The project explored the question of how concentrated work can be spatially organized within an increasingly technologically saturated working environment. The objective was not the staging of technology, but its complete integration into a calm architectural order.
The design is based on a clearly reduced geometry within which all functional requirements are absorbed. Cables, charging devices, technical connections, and work utensils disappear entirely within the object and visually recede into the background.
Beneath the extendable work surface are integrated storage areas as well as multimedia interfaces including USB, power, and network connections. Technology therefore remains immediately accessible at all times without being permanently visible or disturbing the spatial calmness of the environment.
The work understands the desk not as an isolated design object, but as part of an atmospheric working environment. Open surfaces, clear proportions, and visual order support concentration while reducing spatial unrest in everyday life.

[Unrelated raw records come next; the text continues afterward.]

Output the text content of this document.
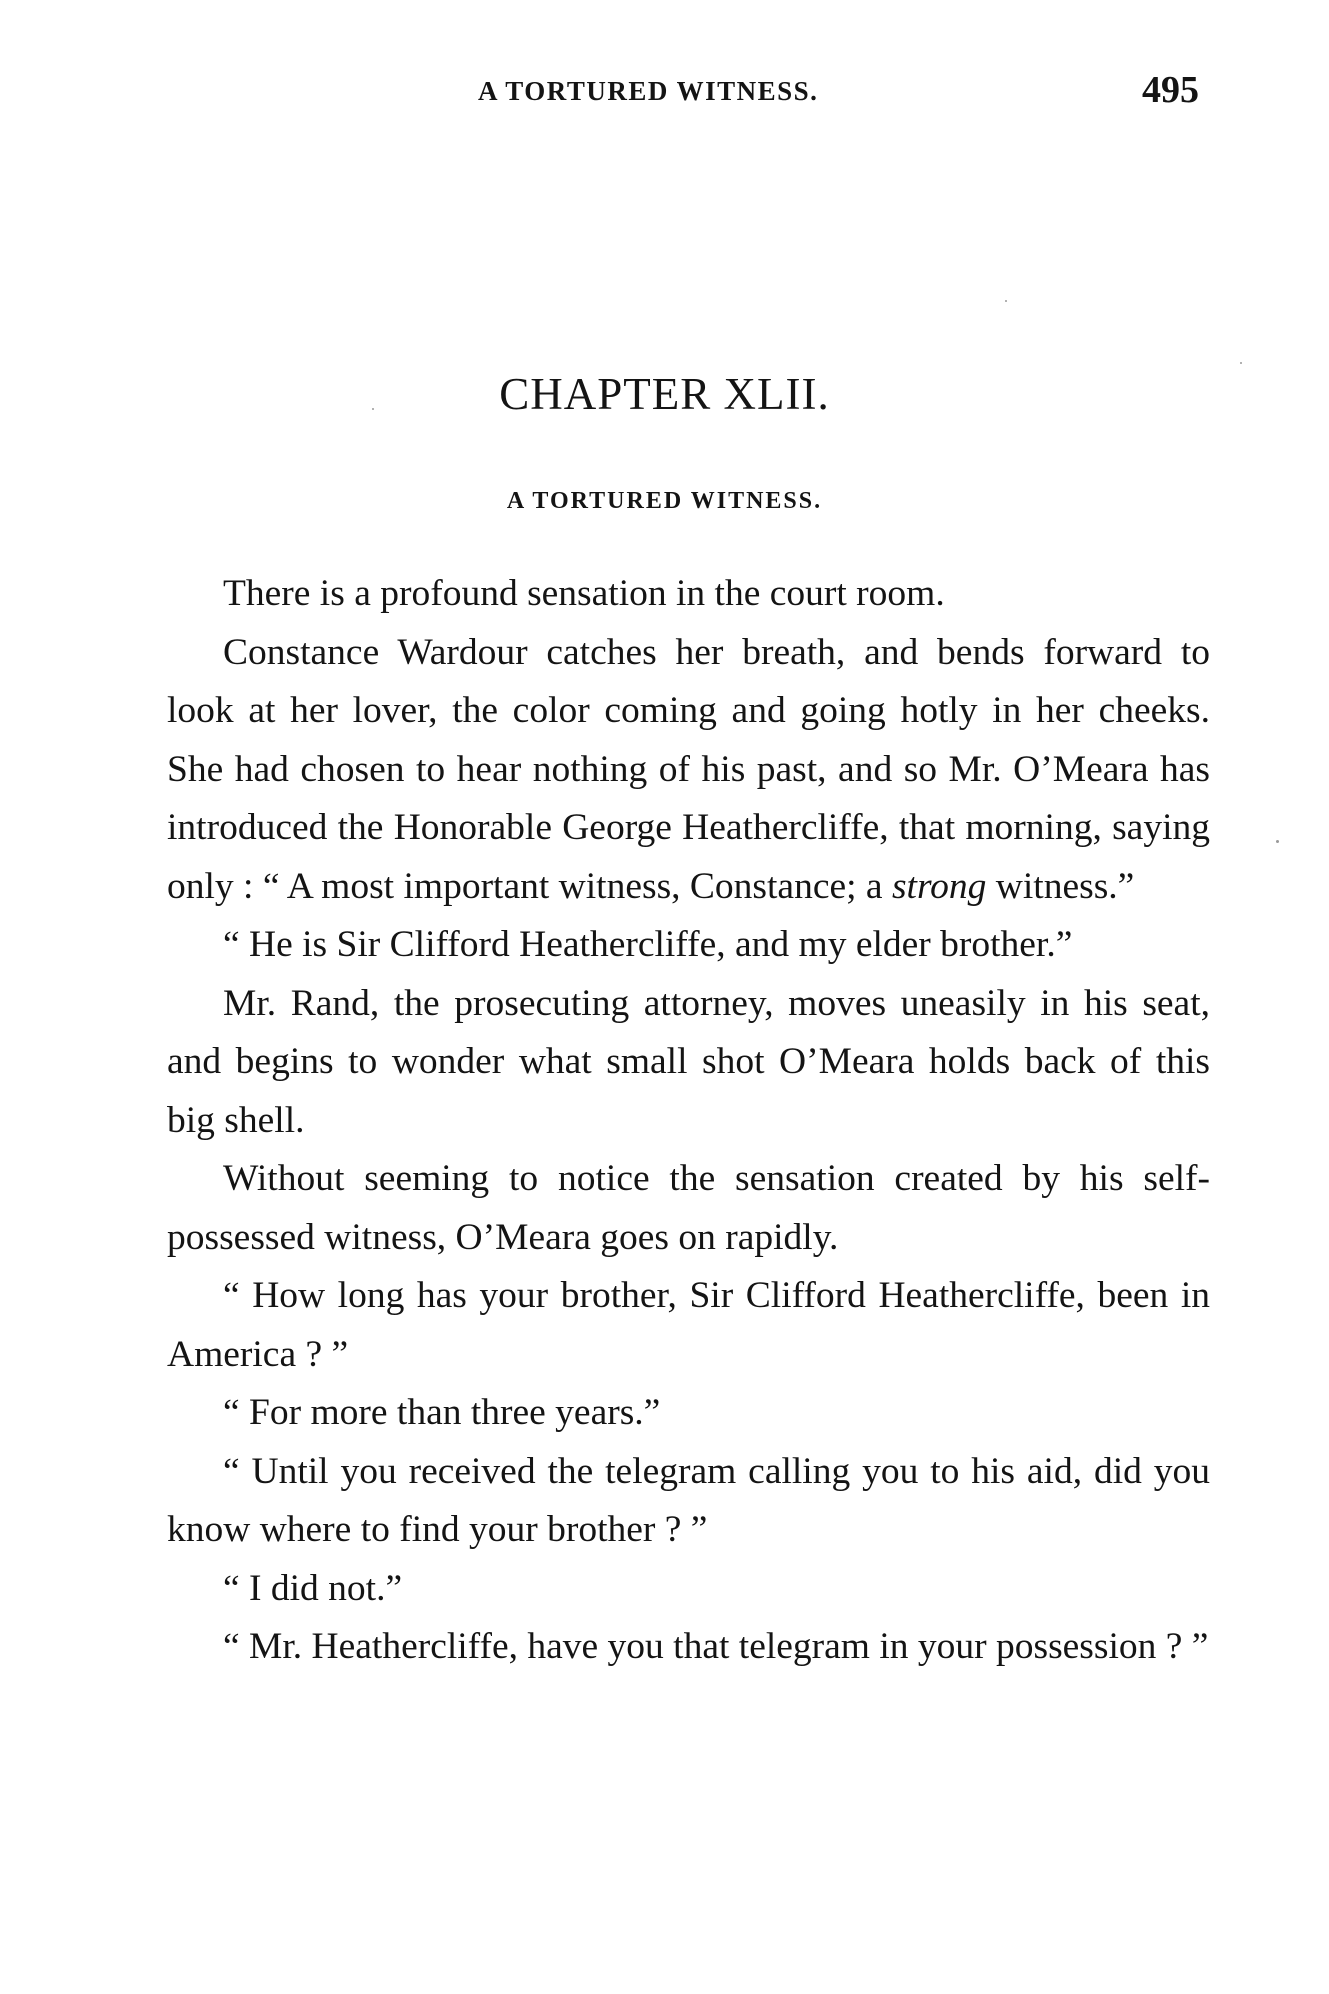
A TORTURED WITNESS.	495
CHAPTER XLII.
A TORTURED WITNESS.

There is a profound sensation in the court room.

Constance Wardour catches her breath, and bends forward to look at her lover, the color coming and going hotly in her cheeks. She had chosen to hear nothing of his past, and so Mr. O’Meara has introduced the Honorable George Heathercliffe, that morning, saying only : “ A most important witness, Constance; a strong witness.”

“ He is Sir Clifford Heathercliffe, and my elder brother.”

Mr. Rand, the prosecuting attorney, moves uneasily in his seat, and begins to wonder what small shot O’Meara holds back of this big shell.

Without seeming to notice the sensation created by his self-possessed witness, O’Meara goes on rapidly.

“ How long has your brother, Sir Clifford Heathercliffe, been in America ? ”

“ For more than three years.”

“ Until you received the telegram calling you to his aid, did you know where to find your brother ? ”

“ I did not.”

“ Mr. Heathercliffe, have you that telegram in your possession ? ”
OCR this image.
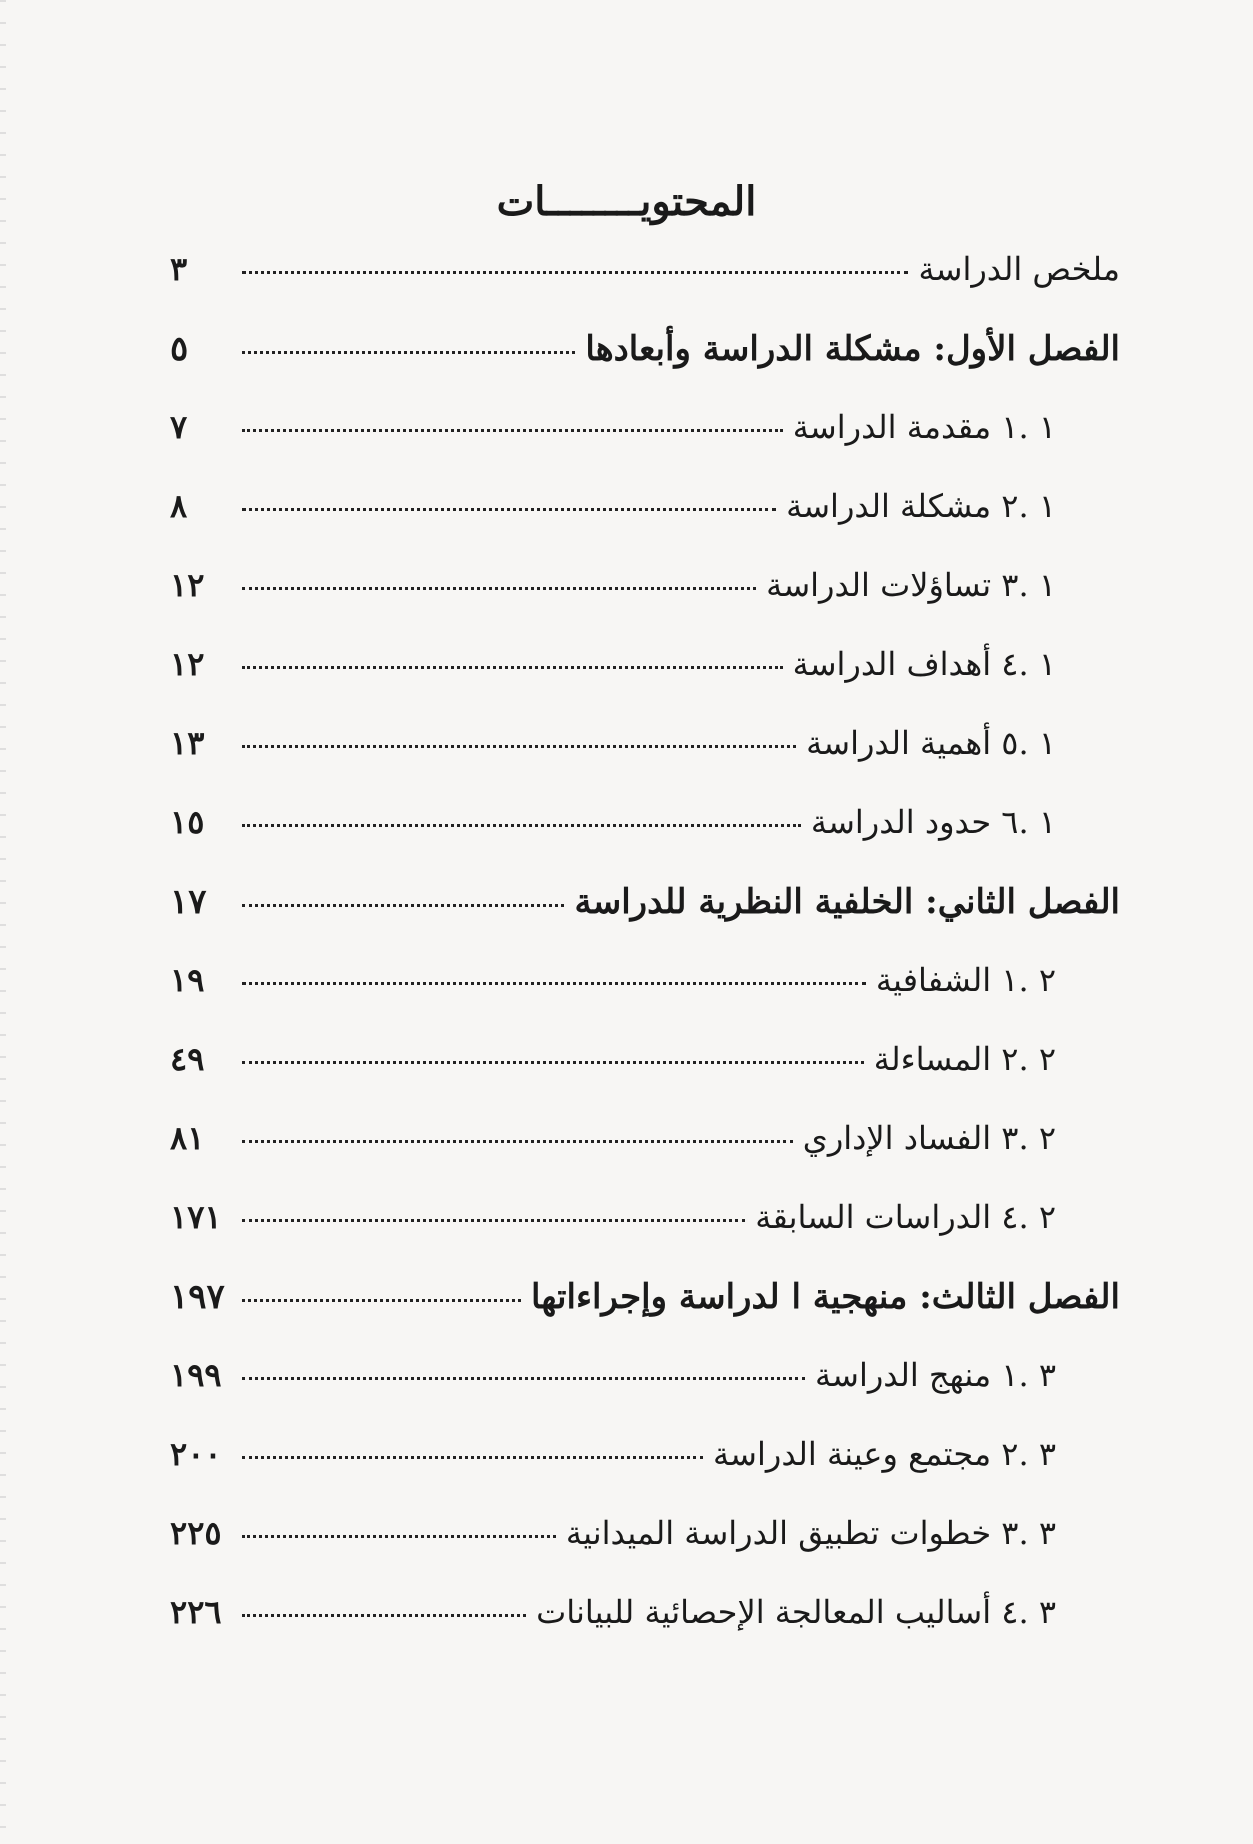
المحتويــــــــات
ملخص الدراسة
٣
الفصل الأول: مشكلة الدراسة وأبعادها
٥
١ .١ مقدمة الدراسة
٧
١ .٢ مشكلة الدراسة
٨
١ .٣ تساؤلات الدراسة
١٢
١ .٤ أهداف الدراسة
١٢
١ .٥ أهمية الدراسة
١٣
١ .٦ حدود الدراسة
١٥
الفصل الثاني: الخلفية النظرية للدراسة
١٧
٢ .١ الشفافية
١٩
٢ .٢ المساءلة
٤٩
٢ .٣ الفساد الإداري
٨١
٢ .٤ الدراسات السابقة
١٧١
الفصل الثالث: منهجية ا لدراسة وإجراءاتها
١٩٧
٣ .١ منهج الدراسة
١٩٩
٣ .٢ مجتمع وعينة الدراسة
٢٠٠
٣ .٣ خطوات تطبيق الدراسة الميدانية
٢٢٥
٣ .٤ أساليب المعالجة الإحصائية للبيانات
٢٢٦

The jury of the Interior Innovation Award particularly recognized the connection between purist design and intelligent functional integration. The project exemplifies the position of Felix Schwake between architecture, interior design, and functional art: function is not made additionally visible, but fully integrated into the spatial order itself.
The reduced formal language does not serve a decorative minimalist aesthetic, but a conscious spatial concentration. Materiality, light, and proportion create a calm presence that supports the working environment without dominating it.
With its presentation at IMM Cologne, this design approach was introduced for the first time to an international professional audience on a larger scale. The project demonstrated that functional requirements and spatial calmness are not opposites, but can instead strengthen one another.